Campbell Robertson reported on an incident in which boats that were supposed to be laying boom were, in fact, anchored on the wrong side of a bay in Louisiana. BP had no way of contacting the workers to get the boats moving.
The article described a cleanup operation that is overwhelmed. Some of the chaos was inevitable, once this much oil started gushing into the coastal waters. What was not inevitable, however, was the sense of insult and rage local officials now feel.
If you talk to elected leaders from Louisiana to Florida, they fill your ears with tales of incompetence -- advice that was not heeded, red tape stifling effective operations, local knowledge cast aside.

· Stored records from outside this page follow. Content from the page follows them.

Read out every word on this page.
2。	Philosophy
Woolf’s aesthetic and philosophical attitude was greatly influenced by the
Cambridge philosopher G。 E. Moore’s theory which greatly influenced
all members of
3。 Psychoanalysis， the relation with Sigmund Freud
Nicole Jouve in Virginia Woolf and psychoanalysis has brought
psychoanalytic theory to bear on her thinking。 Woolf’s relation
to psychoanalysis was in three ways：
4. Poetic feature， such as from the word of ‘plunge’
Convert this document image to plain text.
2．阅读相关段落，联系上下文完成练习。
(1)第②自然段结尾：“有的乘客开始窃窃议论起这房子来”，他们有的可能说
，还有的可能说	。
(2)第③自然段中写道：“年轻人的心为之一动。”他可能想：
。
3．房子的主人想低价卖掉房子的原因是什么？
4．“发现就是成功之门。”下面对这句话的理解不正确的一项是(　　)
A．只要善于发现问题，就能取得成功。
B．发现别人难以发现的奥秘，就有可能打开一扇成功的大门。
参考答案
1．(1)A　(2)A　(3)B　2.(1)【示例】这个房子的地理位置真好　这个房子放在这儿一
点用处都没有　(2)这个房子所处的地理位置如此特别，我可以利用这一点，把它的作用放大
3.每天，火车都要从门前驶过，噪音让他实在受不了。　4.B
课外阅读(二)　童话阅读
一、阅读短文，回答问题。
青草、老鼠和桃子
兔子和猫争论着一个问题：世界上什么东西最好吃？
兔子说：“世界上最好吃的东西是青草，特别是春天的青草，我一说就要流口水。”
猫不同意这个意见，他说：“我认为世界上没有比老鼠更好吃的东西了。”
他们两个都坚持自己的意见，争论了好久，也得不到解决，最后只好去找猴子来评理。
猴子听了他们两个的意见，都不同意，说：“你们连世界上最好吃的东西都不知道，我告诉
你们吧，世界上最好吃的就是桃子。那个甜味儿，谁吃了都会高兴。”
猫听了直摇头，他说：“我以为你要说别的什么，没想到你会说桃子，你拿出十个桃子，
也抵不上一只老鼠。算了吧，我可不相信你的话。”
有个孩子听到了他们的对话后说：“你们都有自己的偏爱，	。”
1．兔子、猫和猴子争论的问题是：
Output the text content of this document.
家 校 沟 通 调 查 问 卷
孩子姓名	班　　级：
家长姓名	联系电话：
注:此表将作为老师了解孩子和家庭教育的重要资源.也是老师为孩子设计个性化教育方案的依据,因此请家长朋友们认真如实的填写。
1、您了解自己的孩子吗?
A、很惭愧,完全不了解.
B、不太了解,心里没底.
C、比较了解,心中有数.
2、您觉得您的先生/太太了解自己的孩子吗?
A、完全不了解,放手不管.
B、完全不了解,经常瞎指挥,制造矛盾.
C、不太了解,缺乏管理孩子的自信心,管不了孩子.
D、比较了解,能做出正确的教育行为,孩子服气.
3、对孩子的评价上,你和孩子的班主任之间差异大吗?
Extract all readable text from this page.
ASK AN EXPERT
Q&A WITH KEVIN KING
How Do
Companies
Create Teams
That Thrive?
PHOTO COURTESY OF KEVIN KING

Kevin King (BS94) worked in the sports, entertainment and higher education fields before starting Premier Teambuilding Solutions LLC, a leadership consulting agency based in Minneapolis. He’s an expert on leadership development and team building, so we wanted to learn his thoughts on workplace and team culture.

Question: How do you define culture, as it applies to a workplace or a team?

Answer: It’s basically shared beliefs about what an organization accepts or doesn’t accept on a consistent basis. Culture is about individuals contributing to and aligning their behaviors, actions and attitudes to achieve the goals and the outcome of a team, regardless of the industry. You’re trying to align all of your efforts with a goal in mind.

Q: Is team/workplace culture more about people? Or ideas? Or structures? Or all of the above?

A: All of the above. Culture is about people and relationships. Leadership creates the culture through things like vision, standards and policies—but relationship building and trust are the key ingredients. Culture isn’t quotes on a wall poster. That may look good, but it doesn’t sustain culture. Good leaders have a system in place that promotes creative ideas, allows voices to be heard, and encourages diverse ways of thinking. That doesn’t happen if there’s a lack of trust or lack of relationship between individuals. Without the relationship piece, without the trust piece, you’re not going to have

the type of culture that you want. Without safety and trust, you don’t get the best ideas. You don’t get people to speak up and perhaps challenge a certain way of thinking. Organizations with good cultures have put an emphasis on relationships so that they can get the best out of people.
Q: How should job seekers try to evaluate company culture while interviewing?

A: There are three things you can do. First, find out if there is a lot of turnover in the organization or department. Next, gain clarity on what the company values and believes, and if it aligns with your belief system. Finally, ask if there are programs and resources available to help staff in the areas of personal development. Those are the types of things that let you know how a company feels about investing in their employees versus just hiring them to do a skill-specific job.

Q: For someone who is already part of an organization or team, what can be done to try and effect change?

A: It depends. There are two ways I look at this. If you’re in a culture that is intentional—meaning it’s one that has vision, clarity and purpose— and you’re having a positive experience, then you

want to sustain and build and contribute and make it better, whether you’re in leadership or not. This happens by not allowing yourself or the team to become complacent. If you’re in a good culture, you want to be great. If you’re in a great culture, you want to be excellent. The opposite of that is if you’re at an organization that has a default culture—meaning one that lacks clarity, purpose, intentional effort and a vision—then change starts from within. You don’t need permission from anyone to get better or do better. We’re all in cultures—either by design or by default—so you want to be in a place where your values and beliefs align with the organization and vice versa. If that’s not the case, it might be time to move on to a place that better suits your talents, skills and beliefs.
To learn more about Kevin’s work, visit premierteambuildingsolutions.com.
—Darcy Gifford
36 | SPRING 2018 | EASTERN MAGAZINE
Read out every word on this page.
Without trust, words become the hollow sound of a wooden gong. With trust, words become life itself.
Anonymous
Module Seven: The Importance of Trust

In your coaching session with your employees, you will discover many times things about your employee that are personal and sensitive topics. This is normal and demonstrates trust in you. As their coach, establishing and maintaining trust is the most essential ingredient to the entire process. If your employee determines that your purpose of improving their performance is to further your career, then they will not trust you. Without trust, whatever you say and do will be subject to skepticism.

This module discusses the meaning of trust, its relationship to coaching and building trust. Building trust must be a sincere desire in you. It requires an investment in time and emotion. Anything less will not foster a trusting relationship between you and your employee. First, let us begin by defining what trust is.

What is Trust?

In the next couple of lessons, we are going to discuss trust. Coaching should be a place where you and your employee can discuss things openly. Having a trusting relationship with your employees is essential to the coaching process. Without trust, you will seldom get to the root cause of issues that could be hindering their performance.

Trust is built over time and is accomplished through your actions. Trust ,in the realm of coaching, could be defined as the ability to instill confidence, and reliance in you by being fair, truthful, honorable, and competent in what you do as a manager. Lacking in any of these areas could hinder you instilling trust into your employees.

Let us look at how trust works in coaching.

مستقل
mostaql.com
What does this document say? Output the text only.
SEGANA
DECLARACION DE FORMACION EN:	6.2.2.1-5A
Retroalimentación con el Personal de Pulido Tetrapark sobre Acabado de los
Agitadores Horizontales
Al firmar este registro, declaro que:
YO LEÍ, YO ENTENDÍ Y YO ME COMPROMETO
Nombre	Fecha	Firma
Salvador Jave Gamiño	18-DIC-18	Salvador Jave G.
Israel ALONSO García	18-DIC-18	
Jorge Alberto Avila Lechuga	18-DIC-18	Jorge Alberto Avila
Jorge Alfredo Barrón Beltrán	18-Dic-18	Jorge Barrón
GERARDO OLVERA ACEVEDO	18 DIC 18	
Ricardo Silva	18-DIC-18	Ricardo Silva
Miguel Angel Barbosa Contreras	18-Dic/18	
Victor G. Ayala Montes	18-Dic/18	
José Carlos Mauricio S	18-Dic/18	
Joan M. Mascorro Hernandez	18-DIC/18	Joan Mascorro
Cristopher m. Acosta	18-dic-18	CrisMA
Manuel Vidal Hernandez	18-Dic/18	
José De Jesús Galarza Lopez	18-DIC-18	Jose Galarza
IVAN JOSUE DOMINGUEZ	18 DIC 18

This anger flows out in article after article in the region's news media. "The information is not flowing," Sen. Bill Nelson, D-Fla., told a Senate hearing. "The decisions are not timely. The resources are not produced. And as a result, you have a big mess, with no command and control."
Tony Kennon, the mayor of Orange Beach, Ala., waited helplessly as federal planners failed to protect his town's beaches. "It was a very discombobulated and discoordinated effort. It still is," he told The Press Register of Mobile last week. "And they've had five weeks to plan this."
The most common complaint you read in the local papers is that lines of authority are either tangled or opaque. "If you asked me today, 'Who was in charge: the Coast Guard, BP or their subcontractors?' I couldn't ... tell you who was making the decisions," Billy Nungesser, president of Louisiana's Plaquemines Parish told The Times-Picayune of New Orleans.
Local officials in Magnolia Springs, Ala., drew up plans to protect the Magnolia River. They sent the plans up the chain of command for approval in mid-May, and it took weeks of confusion before they heard back. "This is the biggest damn mess I've ever seen," Gib Hixon of the Fish River/ Marlow Fire and Rescue Department told The Associated Press.
Others describe times when cleanup plans were effective, but there was no follow- through. An article in The Advocate of Baton Rouge, La., described how federal, state and BP officials fly over coastal areas and recommend where cleanup work should be done. But plans aren't executed.
Leaders in Okaloosa County, Fla., had a state-approved plan to protect their waterways, but then the Coast Guard raised a fuss, and now they've got to start over, according to The Northwest Florida Daily News of Fort Walton Beach.
The Times-Picayune reported this week that state officials claim "Louisiana's efforts to attack oil approaching coastal wetlands have repeatedly been stymied by BP and federal officials." Many locals say that they are perpetually in the dark.
In Louisiana, Deano Bonano, a Jefferson Parish administrator, has tried to get information on marsh cleanup plans. "I cannot get an answer," he e-mailed The Advocate of Baton Rouge.
In article after article, you see local officials exploding in anger. Bill McCollum, Florida's attorney general, has called himself "absolutely appalled." Gov. Bobby Jindal of Louisiana said this week, "We are not winning this war."
County commissioners in Okaloosa County got so fed up with outside interference that they unanimously voted to give their emergency management team the power to do whatever it wants. "We made the decision legislatively to break the laws if necessary," Chairman Wayne Harris told The Northwest Florida Daily News.
Some of this rage is unavoidable when you have a crisis that no one can control. But it's also clear that we have a federalism problem. All around the region there are local officials who think they know their towns best. They feel insulted by a distant and opaque bureaucracy lurking above.
The balance between federal oversight and local control is off-kilter. We have vested too much authority in national officials who are really smart, but who are really distant. We should be leaving more power with local officials, who may not be as expert as federal officials, but who have the advantage of being there on the ground.